Lately, more than most other times in memory, I have accepted that I am not only a homesteading fail, I am a parenting fail as well. I've been told repeatedly from a wide circle of well-meaning friends, that HIS JOB is to work away from home at this time, providing for the monetary needs of the household and family, while MY JOB is to tend hearth and home in his absence, and all that fall under it's cover.
I agree to a point, but I definitely disagree in a large sense to that statement. Obviously it isn't practical for the menfolk to drive 9+ hours to splice a water line or dig a hole for livestock burial. However, it is equally as impractical for me to bang my head against the brick wall of attitudes here alone. This is our FAMILY. And though it appears on the surface to be so, it is not truly a single parent household. The level of impracticality needs a distinct stopping point of His and Hers regions. With the scope of attitude issues I've had lately, I have filled up about all of the "Hers" side of that line I can bear. I need some "His" side of the line to take over for a while.
And yet I feel I am being silly and somehow weak in that need. Which creates further lack in my view.
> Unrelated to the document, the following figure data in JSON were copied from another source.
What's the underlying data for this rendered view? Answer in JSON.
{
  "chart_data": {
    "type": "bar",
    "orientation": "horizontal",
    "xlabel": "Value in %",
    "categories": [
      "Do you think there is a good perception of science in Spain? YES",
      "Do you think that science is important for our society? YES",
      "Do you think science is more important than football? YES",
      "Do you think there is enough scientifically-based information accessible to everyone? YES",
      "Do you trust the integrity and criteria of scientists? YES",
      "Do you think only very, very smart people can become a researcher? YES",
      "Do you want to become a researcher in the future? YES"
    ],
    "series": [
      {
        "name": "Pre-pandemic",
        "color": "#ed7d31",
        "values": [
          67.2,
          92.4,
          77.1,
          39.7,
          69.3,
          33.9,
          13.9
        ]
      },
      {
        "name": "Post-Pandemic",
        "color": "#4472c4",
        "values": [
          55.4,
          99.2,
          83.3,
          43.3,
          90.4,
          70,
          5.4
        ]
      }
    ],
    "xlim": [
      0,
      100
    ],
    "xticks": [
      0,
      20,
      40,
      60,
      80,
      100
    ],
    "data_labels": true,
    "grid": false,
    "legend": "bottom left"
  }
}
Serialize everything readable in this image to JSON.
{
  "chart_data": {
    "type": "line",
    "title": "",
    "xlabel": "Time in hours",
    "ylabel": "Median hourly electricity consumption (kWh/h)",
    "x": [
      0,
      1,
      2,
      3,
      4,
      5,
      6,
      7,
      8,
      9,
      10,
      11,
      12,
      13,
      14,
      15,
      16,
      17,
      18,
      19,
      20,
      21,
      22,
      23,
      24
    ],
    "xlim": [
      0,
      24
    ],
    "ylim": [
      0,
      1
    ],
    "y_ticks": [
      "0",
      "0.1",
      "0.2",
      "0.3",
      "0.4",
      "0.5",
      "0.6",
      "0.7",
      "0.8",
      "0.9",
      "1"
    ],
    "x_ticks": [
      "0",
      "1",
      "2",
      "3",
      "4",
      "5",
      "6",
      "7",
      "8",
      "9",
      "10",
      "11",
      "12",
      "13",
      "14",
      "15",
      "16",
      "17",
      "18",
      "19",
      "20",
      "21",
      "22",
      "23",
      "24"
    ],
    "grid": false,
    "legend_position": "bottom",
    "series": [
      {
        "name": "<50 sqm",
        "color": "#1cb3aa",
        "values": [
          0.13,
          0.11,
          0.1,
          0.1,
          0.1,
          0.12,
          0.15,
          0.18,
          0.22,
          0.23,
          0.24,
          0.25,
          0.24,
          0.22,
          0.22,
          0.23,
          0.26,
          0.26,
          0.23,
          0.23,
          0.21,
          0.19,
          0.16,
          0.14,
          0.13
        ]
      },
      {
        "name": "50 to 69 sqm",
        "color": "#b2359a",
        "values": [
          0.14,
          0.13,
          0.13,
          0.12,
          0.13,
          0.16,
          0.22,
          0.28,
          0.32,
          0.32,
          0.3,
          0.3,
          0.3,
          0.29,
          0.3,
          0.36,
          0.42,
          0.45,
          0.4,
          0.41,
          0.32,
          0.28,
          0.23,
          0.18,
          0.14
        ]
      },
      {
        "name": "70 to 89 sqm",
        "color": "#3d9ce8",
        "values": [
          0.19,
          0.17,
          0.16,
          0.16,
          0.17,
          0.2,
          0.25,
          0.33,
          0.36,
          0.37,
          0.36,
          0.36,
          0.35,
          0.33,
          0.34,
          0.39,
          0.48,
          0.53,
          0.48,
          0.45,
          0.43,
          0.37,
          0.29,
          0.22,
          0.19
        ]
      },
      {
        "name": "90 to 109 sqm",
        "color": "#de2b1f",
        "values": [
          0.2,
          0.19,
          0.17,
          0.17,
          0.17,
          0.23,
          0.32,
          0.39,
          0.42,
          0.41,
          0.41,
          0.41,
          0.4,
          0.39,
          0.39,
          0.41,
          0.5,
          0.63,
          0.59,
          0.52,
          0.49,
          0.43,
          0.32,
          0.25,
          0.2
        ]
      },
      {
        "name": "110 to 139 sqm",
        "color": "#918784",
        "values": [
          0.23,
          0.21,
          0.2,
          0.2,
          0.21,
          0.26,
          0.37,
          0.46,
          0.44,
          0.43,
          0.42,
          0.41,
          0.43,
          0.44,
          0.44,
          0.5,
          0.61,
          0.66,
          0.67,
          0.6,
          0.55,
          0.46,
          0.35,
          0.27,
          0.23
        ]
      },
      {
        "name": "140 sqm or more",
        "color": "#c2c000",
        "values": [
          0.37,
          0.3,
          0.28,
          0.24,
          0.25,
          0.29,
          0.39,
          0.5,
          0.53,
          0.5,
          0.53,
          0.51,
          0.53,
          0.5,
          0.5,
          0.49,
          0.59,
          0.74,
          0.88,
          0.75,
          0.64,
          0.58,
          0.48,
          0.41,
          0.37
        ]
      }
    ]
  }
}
The cycle is not a pleasant one at all. It's a real one, but it's not at all something I want to keep. I'm like those water lines under the house here. There are far too many cold days in a row around here and I keep freezing up and failing. Waiting it out isn't helping, so the root problem continues on without a resolution in sight. Until there are some changes on the homestead, in some hearts, the status quo will remain the same. Banging my head against the same brick wall isn't going to make it move any.
I need some thawed water lines. Perhaps the process of thawing out those lines means changes to the homestead vision. Maybe it won't be that drastic. I hate to see a vision end. We shall see.